Sugarcane, native to South and Southeast Asia, has been used since ancient times to sweeten food and drinks. It was a relatively obscure plant until the Middle Ages when people figured out how to refine, store, and trade it. Sugar eventually replaced honey as the world’s most popular sweetening agent. Corn syrup is now more common in processed foods, but sugar remains a perennial favorite. And it’s usually very affordable – but not recently.

Sugar prices rose dramatically in 2009 based on short global supply. Weather issues in Brazil, the largest producer, coupled with higher demand in India caused global sugar prices to rise to an all-time high in February 2010 – nearly 30 cents per pound. That’s one reason your favorite cake at the local bakery was more expensive, but prices eased earlier this year thanks to improved supply and slackened demand. Sugar may have fallen from its recent highs, but the question remains:

Where is sugar going now?

Back in the spring, short-term trends were downward. But sugar established a bottom in May and June. Since then, prices have strengthened steadily. A gentle uptrend is now in effect. Chartists would point to how prices broke above a retracement bar on the weekly charts – a bullish indicator suggesting more upward momentum. One technical analyst thinks the sweetener will rise 10% in the coming months based on a Fibonacci retracement. The technicians may be wrong, but global crops haven’t improved dramatically enough to indicate further price declines. We like sugar’s chances at rising again.

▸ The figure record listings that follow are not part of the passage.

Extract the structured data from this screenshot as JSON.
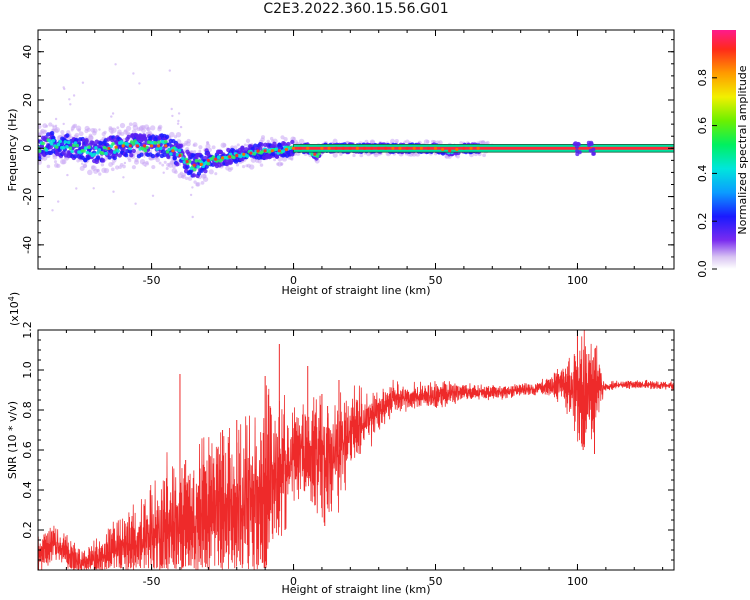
{
  "title": "C2E3.2022.360.15.56.G01",
  "chart_data": [
    {
      "type": "heatmap",
      "xlabel": "Height of straight line (km)",
      "ylabel": "Frequency (Hz)",
      "xlim": [
        -90,
        134
      ],
      "ylim": [
        -50,
        49
      ],
      "xticks": [
        -50,
        0,
        50,
        100
      ],
      "yticks": [
        -40,
        -20,
        0,
        20,
        40
      ],
      "ridge": [
        [
          -90,
          0
        ],
        [
          -85,
          2
        ],
        [
          -80,
          1
        ],
        [
          -75,
          0
        ],
        [
          -72,
          -1
        ],
        [
          -68,
          -2
        ],
        [
          -65,
          0
        ],
        [
          -60,
          1
        ],
        [
          -55,
          1
        ],
        [
          -50,
          1
        ],
        [
          -45,
          1
        ],
        [
          -40,
          -3
        ],
        [
          -36,
          -7
        ],
        [
          -33,
          -7
        ],
        [
          -30,
          -5
        ],
        [
          -25,
          -4
        ],
        [
          -20,
          -3
        ],
        [
          -15,
          -2
        ],
        [
          -12,
          -1
        ],
        [
          -8,
          -1
        ],
        [
          -5,
          -1
        ],
        [
          0,
          0
        ],
        [
          5,
          0
        ],
        [
          8,
          -3
        ],
        [
          10,
          0
        ],
        [
          20,
          0
        ],
        [
          40,
          0
        ],
        [
          50,
          0
        ],
        [
          55,
          -1
        ],
        [
          60,
          0
        ],
        [
          65,
          0
        ],
        [
          100,
          0
        ],
        [
          106,
          0
        ],
        [
          134,
          0
        ]
      ],
      "colorbar": {
        "label": "Normalized spectral amplitude",
        "range": [
          0,
          1
        ],
        "ticks": [
          "0.0",
          "0.2",
          "0.4",
          "0.6",
          "0.8"
        ]
      }
    },
    {
      "type": "line",
      "xlabel": "Height of straight line (km)",
      "ylabel": "SNR (10 * v/v)",
      "multiplier": "(x10",
      "multiplier_exp": "4",
      "multiplier_close": ")",
      "xlim": [
        -90,
        134
      ],
      "ylim": [
        0,
        1.2
      ],
      "xticks": [
        -50,
        0,
        50,
        100
      ],
      "yticks": [
        "0.2",
        "0.4",
        "0.6",
        "0.8",
        "1.0",
        "1.2"
      ],
      "color": "#ee2a2a",
      "trend": [
        [
          -90,
          0.08
        ],
        [
          -85,
          0.14
        ],
        [
          -80,
          0.08
        ],
        [
          -75,
          0.03
        ],
        [
          -70,
          0.05
        ],
        [
          -65,
          0.09
        ],
        [
          -60,
          0.12
        ],
        [
          -55,
          0.13
        ],
        [
          -50,
          0.16
        ],
        [
          -45,
          0.2
        ],
        [
          -40,
          0.22
        ],
        [
          -35,
          0.25
        ],
        [
          -30,
          0.28
        ],
        [
          -25,
          0.3
        ],
        [
          -20,
          0.32
        ],
        [
          -15,
          0.35
        ],
        [
          -10,
          0.42
        ],
        [
          -5,
          0.5
        ],
        [
          0,
          0.58
        ],
        [
          5,
          0.6
        ],
        [
          10,
          0.55
        ],
        [
          15,
          0.6
        ],
        [
          20,
          0.68
        ],
        [
          25,
          0.75
        ],
        [
          30,
          0.8
        ],
        [
          35,
          0.85
        ],
        [
          40,
          0.86
        ],
        [
          45,
          0.87
        ],
        [
          50,
          0.87
        ],
        [
          55,
          0.88
        ],
        [
          60,
          0.89
        ],
        [
          65,
          0.89
        ],
        [
          70,
          0.89
        ],
        [
          75,
          0.89
        ],
        [
          80,
          0.9
        ],
        [
          85,
          0.9
        ],
        [
          90,
          0.92
        ],
        [
          95,
          0.93
        ],
        [
          100,
          0.9
        ],
        [
          105,
          0.92
        ],
        [
          110,
          0.92
        ],
        [
          120,
          0.93
        ],
        [
          134,
          0.92
        ]
      ],
      "noise_amplitude": [
        [
          -90,
          0.08
        ],
        [
          -70,
          0.08
        ],
        [
          -55,
          0.18
        ],
        [
          -45,
          0.3
        ],
        [
          -35,
          0.32
        ],
        [
          -20,
          0.38
        ],
        [
          -10,
          0.45
        ],
        [
          -5,
          0.3
        ],
        [
          5,
          0.18
        ],
        [
          10,
          0.35
        ],
        [
          20,
          0.2
        ],
        [
          30,
          0.1
        ],
        [
          40,
          0.06
        ],
        [
          50,
          0.07
        ],
        [
          60,
          0.04
        ],
        [
          70,
          0.03
        ],
        [
          80,
          0.03
        ],
        [
          90,
          0.04
        ],
        [
          97,
          0.12
        ],
        [
          102,
          0.3
        ],
        [
          106,
          0.2
        ],
        [
          110,
          0.02
        ],
        [
          134,
          0.02
        ]
      ],
      "spikes": [
        [
          -40,
          0.98
        ],
        [
          -38,
          0.55
        ],
        [
          -25,
          0.7
        ],
        [
          -20,
          0.75
        ],
        [
          -10,
          0.97
        ],
        [
          -5,
          1.13
        ],
        [
          -3,
          0.2
        ],
        [
          5,
          1.02
        ],
        [
          10,
          0.88
        ],
        [
          11,
          0.22
        ],
        [
          12,
          0.82
        ],
        [
          16,
          0.95
        ],
        [
          100,
          1.2
        ],
        [
          102,
          0.6
        ],
        [
          104,
          1.08
        ],
        [
          106,
          0.58
        ]
      ]
    }
  ]
}
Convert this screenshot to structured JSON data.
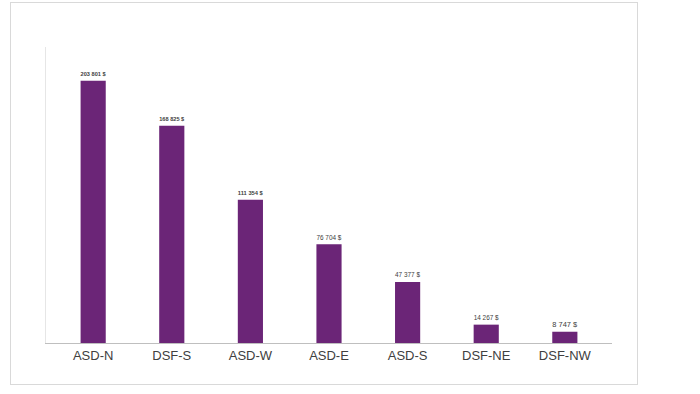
{
  "chart_data": {
    "type": "bar",
    "categories": [
      "ASD-N",
      "DSF-S",
      "ASD-W",
      "ASD-E",
      "ASD-S",
      "DSF-NE",
      "DSF-NW"
    ],
    "values": [
      203801,
      168825,
      111354,
      76704,
      47377,
      14267,
      8747
    ],
    "value_labels": [
      "203 801 $",
      "168 825 $",
      "111 354 $",
      "76 704 $",
      "47 377 $",
      "14 267 $",
      "8 747 $"
    ],
    "color": "#6b2577",
    "ylim": [
      0,
      230000
    ],
    "grid": false,
    "data_labels": true,
    "tick_labels": "x"
  }
}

Traditionally, commodities like sugar have been traded at the futures exchanges. The main contract for sugar futures is Sugar No. 11, sold in New York at the Intercontinental Exchange (ICE). ICE plays host to other unique commodities like Sugar No. 16, Cotton No. 2, and Coffee – but Chicago is still the futures trading capital of the world. Fortunately, you no longer have to expect delivery of truckloads of sugar to your front lawn while trading the commodity. These days you can buy an exchange traded product (ETP) that mirrors sugar prices on the exchanges.

In January, we recommended Brazilian sugar producer Cosan Ltd (CZZ). Since then, CZZ is more than 16% despite economic challenges in both North and South America. We think sugar is heading up again. Instead of locking in on one stock, a better bet might be with an ETP. Right now, the only sugar ETP available is iPath DJ-UBS Sugar TR Sub-Index ETN (SGG).

Technically, SGG is not an ETF – it’s an ETN, or exchange traded note. As such, it carries the credit risk of the issuer, in this case Barclays. Barclays iPath ETNs are described as “senior, unsecured, unsubordinated debt securities issued by Barclays Bank PLC.” Aside from the risk of Barclay’s default, SGG is a far-superior product for most investors. To profit from the global bounce in sugar prices, go with SGG.